Musikschule und Gymnasium

Das Freiherr-vom-Stein-Gymnasium und die Musikschule der Stadt Lünen machen jetzt gemeinsame Sache. Am Dienstag unterzeichneten sie einen Vertrag. Und - was deutlich beeindruckender war - 70 Schüler präsentierten bereits Musik, die zeigte, wir solch eine Kooperation klingen kann. Hier können Sie eines der Stücke hören.

LÜNEN

, 07.02.2017 / Lesedauer: 2 min

Es war ein bisschen wie bei einer Hochzeit. Musikschule und Freiherr-vom-Stein-Gymnasium sagten „Ja“ zueinander, dazu gab es ein Ständchen. 70 Schüler der Lüner „Viel“harmoniker, dem einzigen Orchester Lünens dieser Art , umrahmten die Unterzeichnung des Kooperationsvertrages.

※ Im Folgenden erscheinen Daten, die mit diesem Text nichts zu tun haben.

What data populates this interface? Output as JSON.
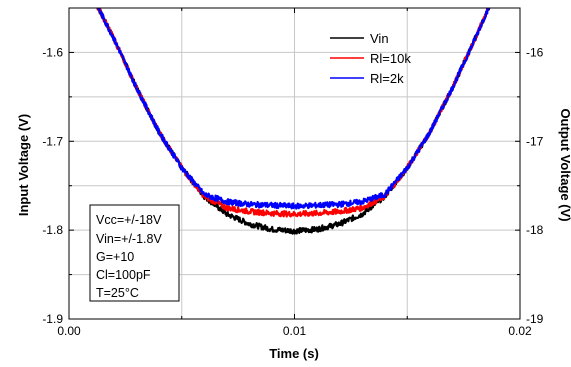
{
  "chart_data": {
    "type": "line",
    "title": "",
    "xlabel": "Time (s)",
    "ylabel_left": "Input Voltage (V)",
    "ylabel_right": "Output Voltage (V)",
    "xlim": [
      0.0,
      0.02
    ],
    "ylim_left": [
      -1.9,
      -1.55
    ],
    "ylim_right": [
      -19,
      -15.5
    ],
    "x_ticks": [
      "0.00",
      "0.01",
      "0.02"
    ],
    "y_left_ticks": [
      "-1.6",
      "-1.7",
      "-1.8",
      "-1.9"
    ],
    "y_right_ticks": [
      "-16",
      "-17",
      "-18",
      "-19"
    ],
    "grid": true,
    "legend_position": "top-right",
    "series": [
      {
        "name": "Vin",
        "color": "#000000",
        "x": [
          0.0013,
          0.002,
          0.003,
          0.004,
          0.005,
          0.006,
          0.007,
          0.008,
          0.009,
          0.01,
          0.011,
          0.012,
          0.013,
          0.014,
          0.015,
          0.016,
          0.017,
          0.018,
          0.0186
        ],
        "y": [
          -1.55,
          -1.585,
          -1.64,
          -1.69,
          -1.73,
          -1.762,
          -1.782,
          -1.793,
          -1.799,
          -1.801,
          -1.799,
          -1.793,
          -1.782,
          -1.762,
          -1.73,
          -1.69,
          -1.64,
          -1.585,
          -1.55
        ]
      },
      {
        "name": "Rl=10k",
        "color": "#ff0000",
        "x": [
          0.0013,
          0.002,
          0.003,
          0.004,
          0.005,
          0.006,
          0.007,
          0.008,
          0.009,
          0.01,
          0.011,
          0.012,
          0.013,
          0.014,
          0.015,
          0.016,
          0.017,
          0.018,
          0.0186
        ],
        "y": [
          -1.55,
          -1.585,
          -1.64,
          -1.69,
          -1.73,
          -1.762,
          -1.775,
          -1.779,
          -1.781,
          -1.782,
          -1.781,
          -1.779,
          -1.775,
          -1.762,
          -1.73,
          -1.69,
          -1.64,
          -1.585,
          -1.55
        ]
      },
      {
        "name": "Rl=2k",
        "color": "#0000ff",
        "x": [
          0.0013,
          0.002,
          0.003,
          0.004,
          0.005,
          0.006,
          0.007,
          0.008,
          0.009,
          0.01,
          0.011,
          0.012,
          0.013,
          0.014,
          0.015,
          0.016,
          0.017,
          0.018,
          0.0186
        ],
        "y": [
          -1.55,
          -1.585,
          -1.64,
          -1.69,
          -1.73,
          -1.76,
          -1.768,
          -1.771,
          -1.772,
          -1.773,
          -1.772,
          -1.771,
          -1.768,
          -1.76,
          -1.73,
          -1.69,
          -1.64,
          -1.585,
          -1.55
        ]
      }
    ],
    "conditions": [
      "Vcc=+/-18V",
      "Vin=+/-1.8V",
      "G=+10",
      "Cl=100pF",
      "T=25°C"
    ]
  }
}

Sie spielten „Aus der neuen Welt“ von Dvorak, was man symbolisch für die neue Zeit der Zusammenarbeit beider Einrichtungen interpretieren konnte. Seit Jahren machen das Gymnasium und die Musikschule gemeinsame Sache – jetzt auch offiziell.

Es war eine imposante Vorführung unter Leitung von Musiklehrer Abel Varga während der öffentlichen Probe. Das Streichorchester des Stein-Gymnasiums „stringendo“ und die Big Band „windaction“ haben sich zu den Lüner „Viel“harmonikern zusammengeschlossen. Geübt wird zweimal in der Woche. „Es ist toll, wenn wir in Lünen zeigen können, wie stark wir sind“, sagt Schulleiter Heinrich Kröger.

Fünftklässler lernen die Instrumente kennen

In den fünften Klassen können Schüler Instrumente ausprobieren und nach einem Jahr zusammen spielen. Die Eltern zahlen für den Projektunterricht, unterstützt wird er aber auch vom Förderverein und der Jordan-Stiftung des Gymnasiums. Einmal jährlich fahren die Musik AGs des Gymnasiums an den Biggesee. 180 junge Musiker proben zusammen.

Das Gelernte präsentieren sie bei den inzwischen schon bekannten „Stein-Konzerten“, die diesmal am 28. Februar und 29. März um 18 Uhr in der Aula aufgeführt werden.

Musikschule kooperiert auch mit anderen Schulen
Die Musikschule hat weitere Kooperationen mit dem Gymnasium Altlünen, den beiden Gesamtschulen, der Ludwig-Uhland-Realschule sowie dem Förderzentrum Nord, der ehemaligen Friedrich-Ebert-Schule. Dazu gibt es das Projekt Jekits an allen Grundschulen.